# Understanding the Risks of Using AI in Code Generation
Written on
Chapter 1: The Role of AI in Software Development
Recently, I engaged in a discussion with a friend about the utilization of AI models like GPT for software development. He is a startup founder who immerses himself in the intricacies of his product and leverages GPT to grasp new technologies and swiftly implement features in unfamiliar programming languages.
I, too, rely on Copilot to assist me in developing software using new languages and to help me get acquainted with various APIs. These LLM (Large Language Model) tools significantly reduce the time needed to acquire new programming skills. Engineers are increasingly using solutions such as Copilot and ChatGPT to produce code that meets production standards.
However, I wonder if you share my experience: the suggestions I receive from Copilot and the scripts generated by GPT are frequently inaccurate. I often encounter inefficient solutions, code with peculiar logic flaws, or snippets that appear correct but fail to function as intended. While I haven’t encountered outright vulnerable code from Copilot, it’s not unreasonable to suspect that such risks may exist.
Section 1.1: How LLM Code Generation Functions
The process of code completion using LLMs resembles that of text completion. The model is trained on sample code collected from diverse sources, predicting the next most probable token or symbol based on the current context. For instance, Copilot is trained on a substantial amount of public code from GitHub. If you are trying to implement a graph cycle-detection algorithm, Copilot will reference similar examples from its training data and provide suggestions tailored to your existing code.
Subsection 1.1.1: The Challenge of Insecure Code Generation
The crux of the issue is that there is no assurance that the generated code is secure. The sources of code include public repositories, blogs, and StackOverflow, which may contain vulnerabilities and outdated best practices. Relying on these inferior or outdated examples could lead the model to produce ineffective or insecure code. From my own experience with Copilot and GPT, these models are currently more often incorrect than accurate.
Even with high-quality training data, coding best practices can quickly become obsolete. Once secure coding guidelines, dependencies, and methodologies may be found vulnerable as new research surfaces. Code generation tools can mislead users by presenting outdated practices as secure.
Without adequate security oversight, this raises the risk of common software vulnerabilities. Some potential vulnerabilities due to insecure coding practices include SQL or command injections, XSS, and CSRF.

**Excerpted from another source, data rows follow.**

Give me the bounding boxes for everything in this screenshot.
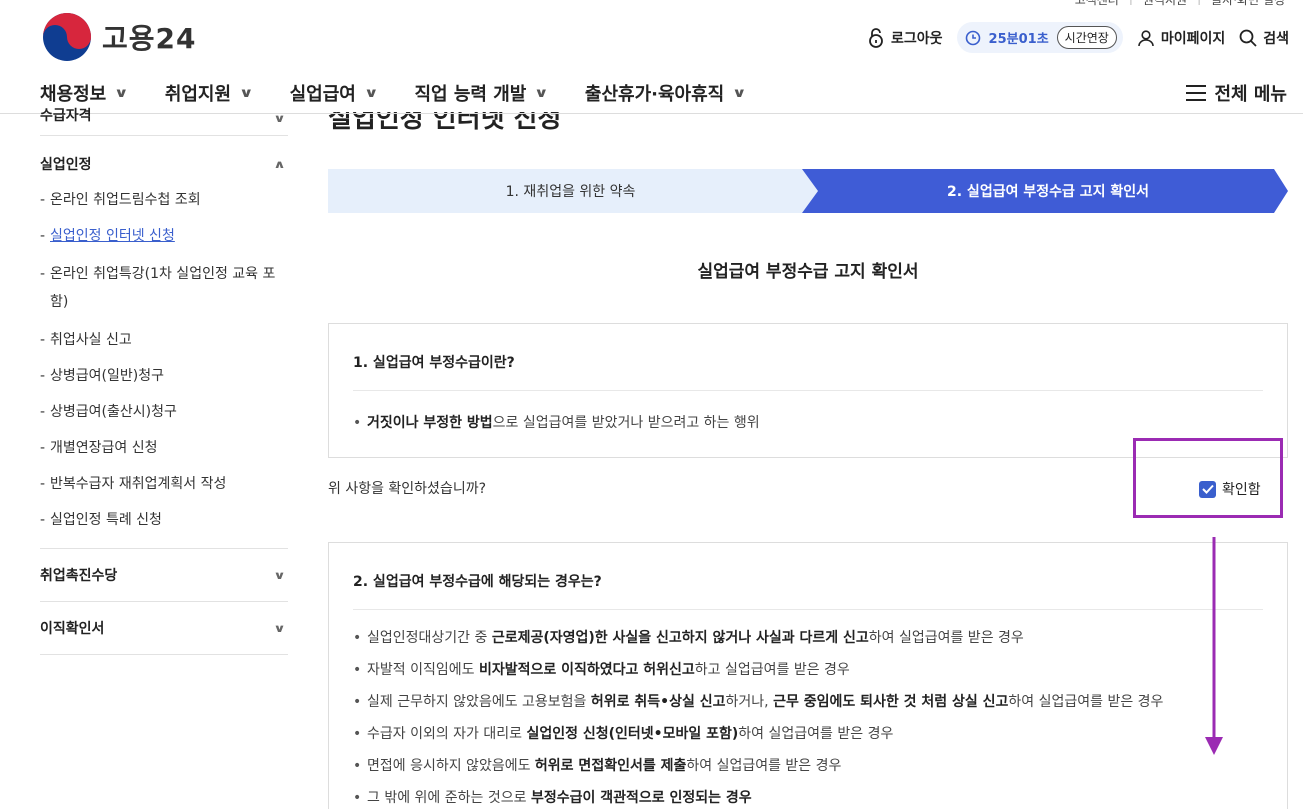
list-item: • 거짓이나 부정한 방법으로 실업급여를 받았거나 받으려고 하는 행위 — [353, 415, 760, 431]
cases-list: • 실업인정대상기간 중 근로제공(자영업)한 사실을 신고하지 않거나 사실과 … — [353, 610, 1263, 809]
extend-time-button[interactable]: 시간연장 — [1056, 26, 1117, 49]
list-item: • 면접에 응시하지 않았음에도 허위로 면접확인서를 제출하여 실업급여를 받은… — [353, 758, 842, 774]
user-icon — [1138, 29, 1154, 46]
chevron-down-icon: ∨ — [363, 85, 379, 101]
nav-label: 취업지원 — [164, 84, 232, 105]
list-item: • 수급자 이외의 자가 대리로 실업인정 신청(인터넷•모바일 포함)하여 실업… — [353, 726, 894, 742]
divider: | — [1197, 0, 1201, 8]
chevron-down-icon: ∨ — [273, 621, 286, 635]
sidebar-group-label: 이직확인서 — [40, 621, 105, 637]
list-item: • 실업인정대상기간 중 근로제공(자영업)한 사실을 신고하지 않거나 사실과 … — [353, 630, 1024, 646]
confirm-question: 위 사항을 확인하셨습니까? — [328, 481, 487, 497]
sidebar: 수급자격 ∨ 실업인정 ∧ - 온라인 취업드림수첩 조회 - 실업인정 인터넷 신… — [40, 108, 288, 655]
definition-list: • 거짓이나 부정한 방법으로 실업급여를 받았거나 받으려고 하는 행위 — [353, 391, 1263, 439]
sidebar-group-eligibility[interactable]: 수급자격 ∨ — [40, 104, 288, 136]
nav-item-employment-support[interactable]: 취업지원 ∨ — [164, 80, 254, 106]
sidebar-group-promotion-allowance[interactable]: 취업촉진수당 ∨ — [40, 549, 288, 602]
sidebar-item-reemployment-plan[interactable]: - 반복수급자 재취업계획서 작성 — [40, 466, 288, 502]
sidebar-item-sickness-maternity[interactable]: - 상병급여(출산시)청구 — [40, 394, 288, 430]
logout-button[interactable]: 로그아웃 — [867, 27, 943, 48]
timer-value: 25분01초 — [988, 32, 1049, 47]
session-timer: 25분01초 시간연장 — [956, 22, 1123, 53]
annotation-arrow-down-icon — [1205, 537, 1223, 755]
nav-label: 출산휴가·육아휴직 — [584, 84, 725, 105]
nav-label: 채용정보 — [40, 84, 107, 105]
section-title: 실업급여 부정수급 고지 확인서 — [697, 262, 919, 282]
taegeuk-logo-icon — [43, 13, 91, 61]
chevron-down-icon: ∨ — [273, 112, 286, 125]
search-button[interactable]: 검색 — [1239, 28, 1289, 48]
nav-label: 직업 능력 개발 — [414, 84, 527, 105]
nav-item-skills-development[interactable]: 직업 능력 개발 ∨ — [414, 80, 550, 106]
sidebar-item-employment-report[interactable]: - 취업사실 신고 — [40, 322, 288, 358]
all-menu-label: 전체 메뉴 — [1214, 84, 1287, 105]
sidebar-item-extension-benefit[interactable]: - 개별연장급여 신청 — [40, 430, 288, 466]
site-logo[interactable]: 고용24 — [42, 12, 197, 62]
nav-item-jobs[interactable]: 채용정보 ∨ — [40, 80, 129, 106]
header-actions: 로그아웃 25분01초 시간연장 마이페이지 검색 — [867, 22, 1289, 53]
sidebar-item-internet-application[interactable]: - 실업인정 인터넷 신청 — [40, 218, 288, 254]
nav-item-maternity-leave[interactable]: 출산휴가·육아휴직 ∨ — [584, 80, 747, 106]
sidebar-item-sickness-general[interactable]: - 상병급여(일반)청구 — [40, 358, 288, 394]
chevron-down-icon: ∨ — [534, 85, 550, 101]
search-icon — [1239, 29, 1257, 47]
sidebar-item-handbook[interactable]: - 온라인 취업드림수첩 조회 — [40, 182, 288, 218]
logout-label: 로그아웃 — [891, 30, 943, 47]
mypage-button[interactable]: 마이페이지 — [1137, 28, 1225, 48]
nav-label: 실업급여 — [289, 84, 356, 105]
step-2-active: 2. 실업급여 부정수급 고지 확인서 — [947, 184, 1149, 200]
search-label: 검색 — [1263, 30, 1289, 47]
sidebar-group-label: 수급자격 — [40, 108, 92, 124]
cases-box: 2. 실업급여 부정수급에 해당되는 경우는? • 실업인정대상기간 중 근로제공… — [328, 542, 1288, 809]
chevron-down-icon: ∨ — [273, 568, 286, 582]
lock-icon — [869, 27, 883, 48]
sidebar-item-online-lecture[interactable]: - 온라인 취업특강(1차 실업인정 교육 포함) — [40, 254, 288, 322]
sidebar-sub-list: - 온라인 취업드림수첩 조회 - 실업인정 인터넷 신청 - 온라인 취업특강(1차… — [40, 174, 288, 549]
clock-icon — [965, 30, 980, 45]
list-item: • 실제 근무하지 않았음에도 고용보험을 허위로 취득•상실 신고하거나, 근무… — [353, 694, 1164, 710]
list-item: • 자발적 이직임에도 비자발적으로 이직하였다고 허위신고하고 실업급여를 받은… — [353, 662, 850, 678]
sidebar-group-label: 취업촉진수당 — [40, 568, 118, 584]
definition-heading: 1. 실업급여 부정수급이란? — [353, 324, 1263, 391]
annotation-highlight-box — [1133, 438, 1283, 518]
nav-item-unemployment-benefit[interactable]: 실업급여 ∨ — [289, 80, 379, 106]
mypage-label: 마이페이지 — [1160, 30, 1226, 47]
sidebar-item-special-case[interactable]: - 실업인정 특례 신청 — [40, 502, 288, 538]
step-1: 1. 재취업을 위한 약속 — [505, 184, 636, 200]
divider: | — [1129, 0, 1133, 8]
util-customer-center[interactable]: 고객센터 — [1075, 0, 1119, 8]
list-item: • 그 밖에 위에 준하는 것으로 부정수급이 객관적으로 인정되는 경우 — [353, 790, 752, 806]
utility-bar: 고객센터 | 원격지원 | 글자·화면 설정 — [1075, 0, 1285, 8]
util-remote-support[interactable]: 원격지원 — [1143, 0, 1187, 8]
cases-heading: 2. 실업급여 부정수급에 해당되는 경우는? — [353, 543, 1263, 610]
chevron-down-icon: ∨ — [238, 85, 254, 101]
sidebar-group-unemployment-recognition[interactable]: 실업인정 ∧ — [40, 136, 288, 174]
chevron-down-icon: ∨ — [114, 85, 129, 101]
sidebar-group-label: 실업인정 — [40, 157, 92, 173]
hamburger-icon — [1186, 85, 1207, 101]
chevron-up-icon: ∧ — [273, 157, 286, 171]
logo-text: 고용24 — [102, 22, 197, 55]
sidebar-group-separation-confirmation[interactable]: 이직확인서 ∨ — [40, 602, 288, 655]
step-indicator: 1. 재취업을 위한 약속 2. 실업급여 부정수급 고지 확인서 — [328, 169, 1288, 213]
util-display-settings[interactable]: 글자·화면 설정 — [1211, 0, 1285, 8]
all-menu-button[interactable]: 전체 메뉴 — [1186, 80, 1287, 106]
chevron-down-icon: ∨ — [732, 85, 747, 101]
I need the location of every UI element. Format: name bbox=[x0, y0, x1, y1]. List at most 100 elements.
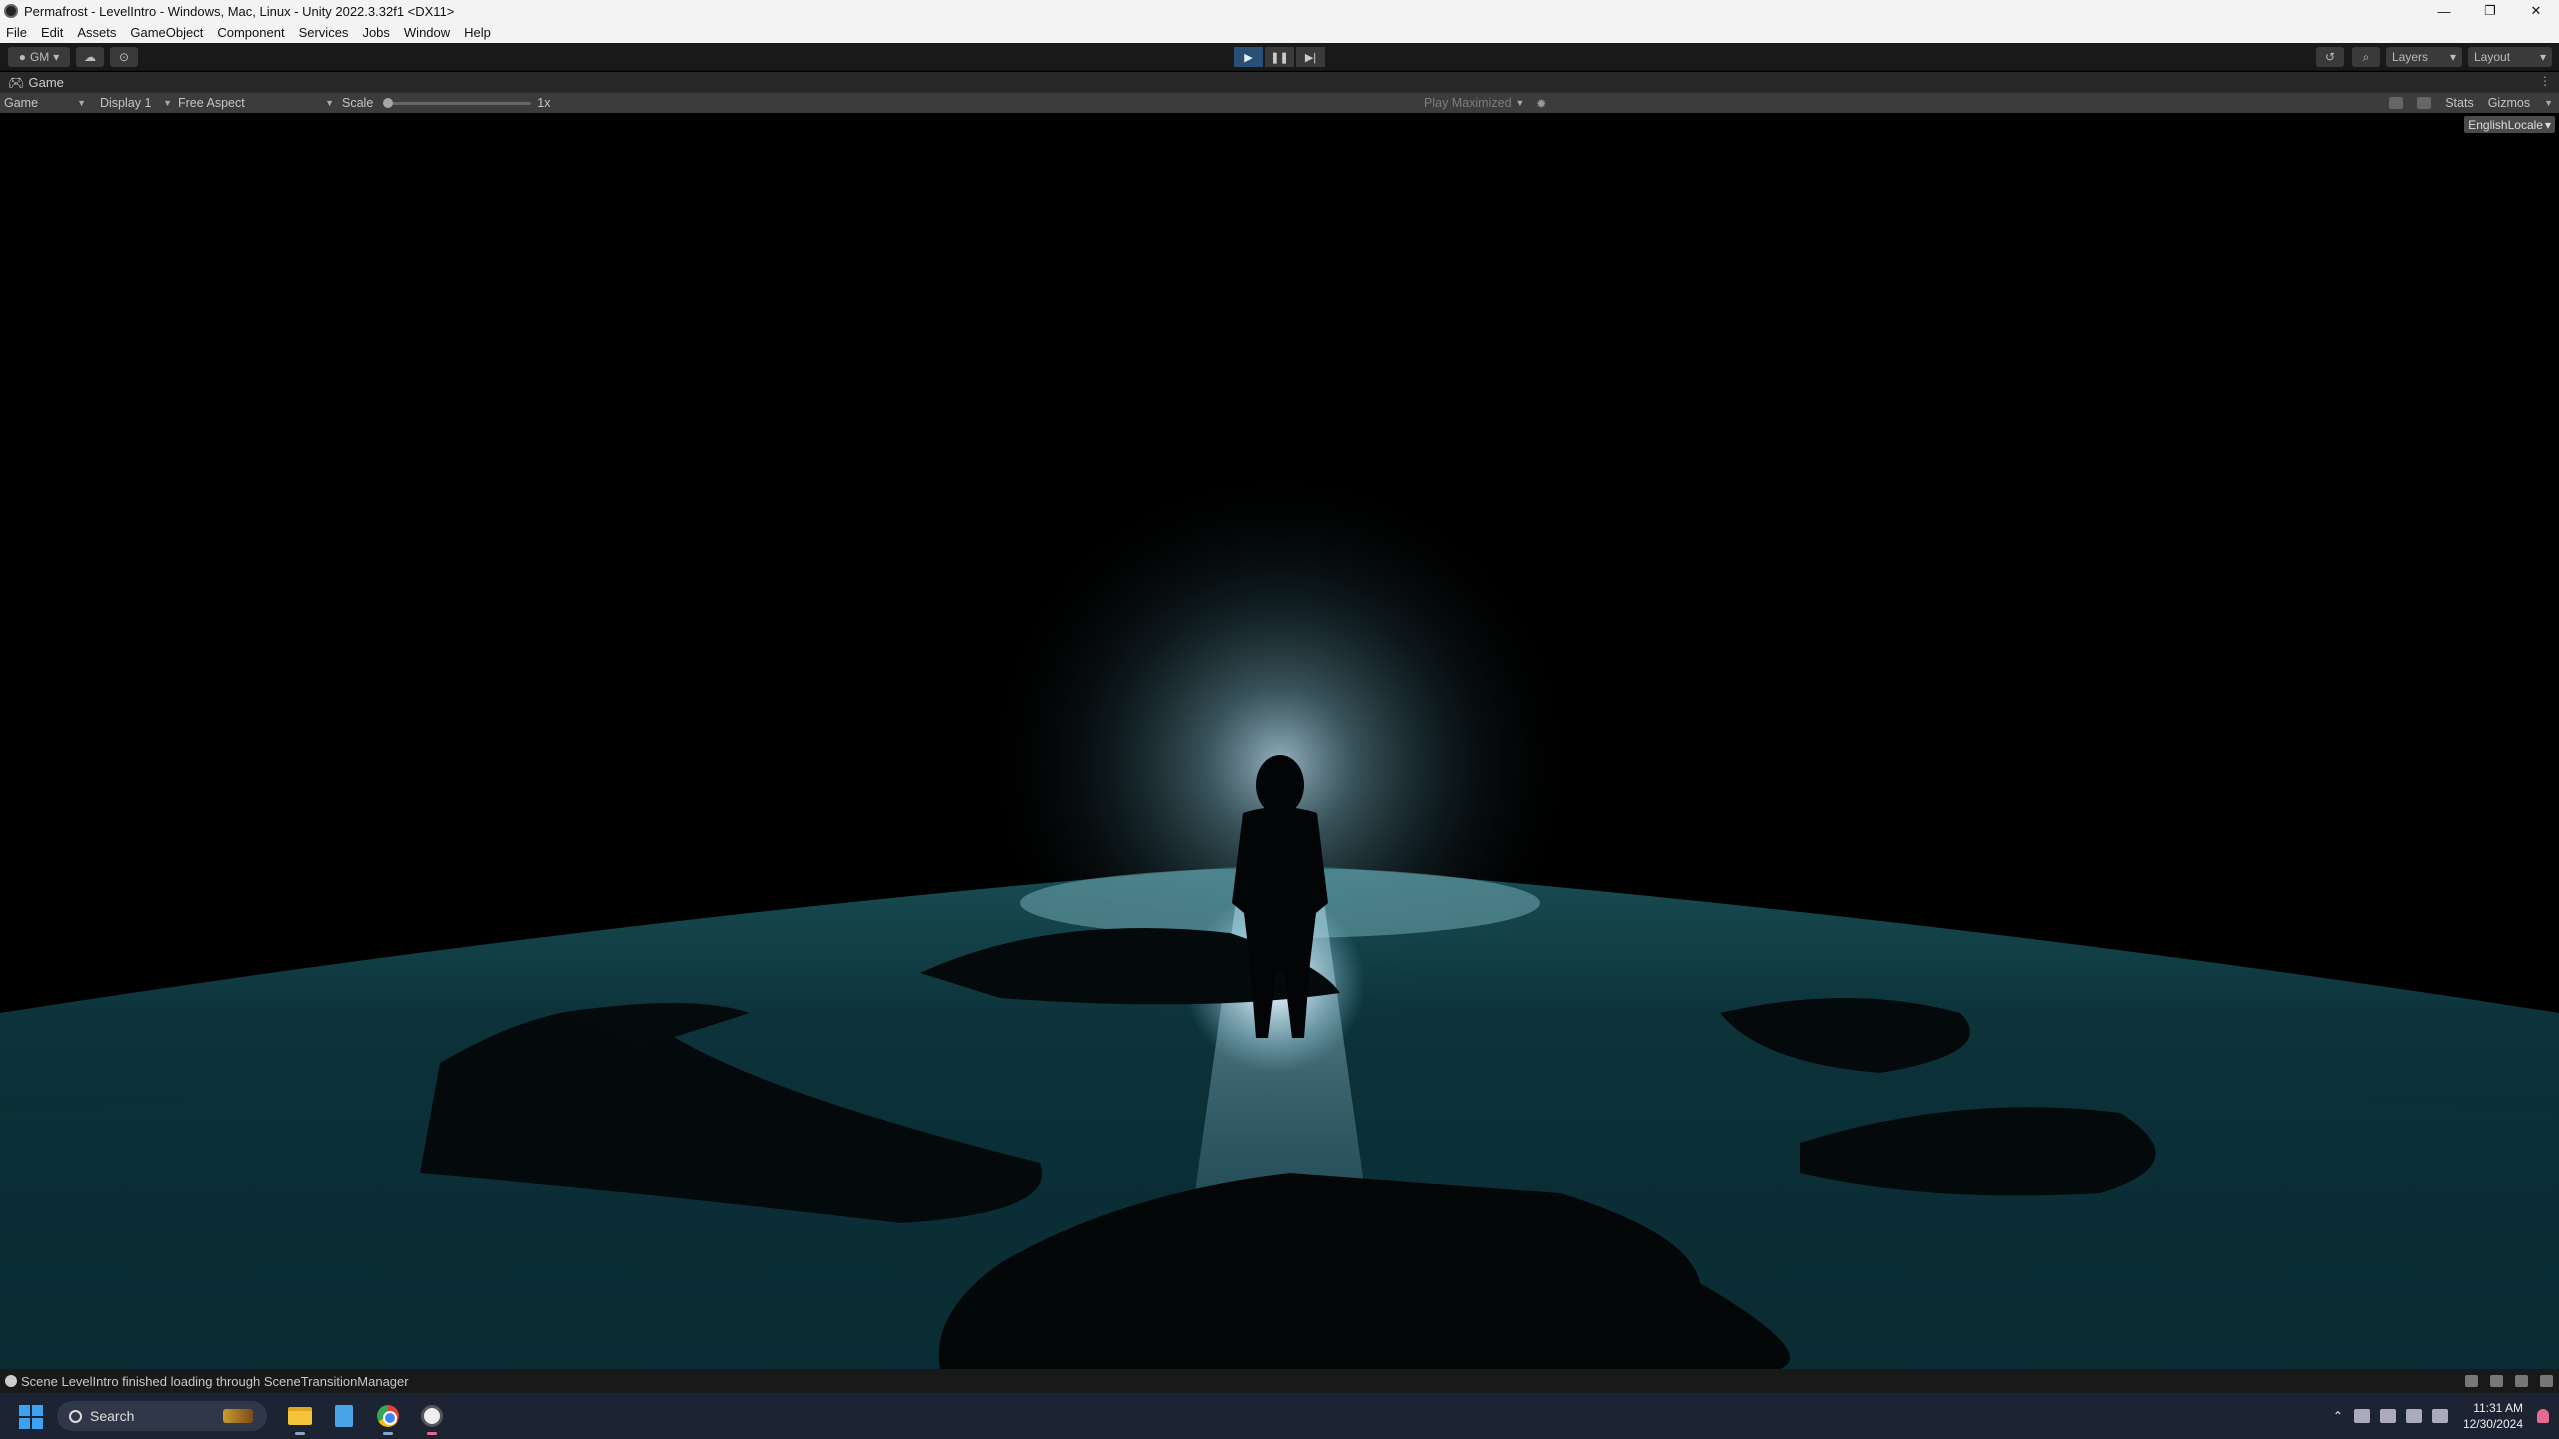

Implementing human oversight—having engineers thoroughly review AI-generated code for correctness, efficiency, and security—can help mitigate these risks. Historically, engineers invested significant time understanding and adapting code from platforms like StackOverflow to align with their specific needs. This level of scrutiny may diminish when relying on AI programming tools.
Section 1.2: The Risk of Code Poisoning in AI Training
A further concern is the potential for attackers to "poison" training data by marking deliberately vulnerable code in blog posts and open-source repositories as secure. If this occurs on a large scale, it can skew AI models into accepting these as secure examples—leading to the inclusion of insecure practices in code, or misguiding those unfamiliar with security requirements of specific technologies into believing they are best practices. Attackers might even insert intentional vulnerabilities into online code samples to embed backdoors in applications.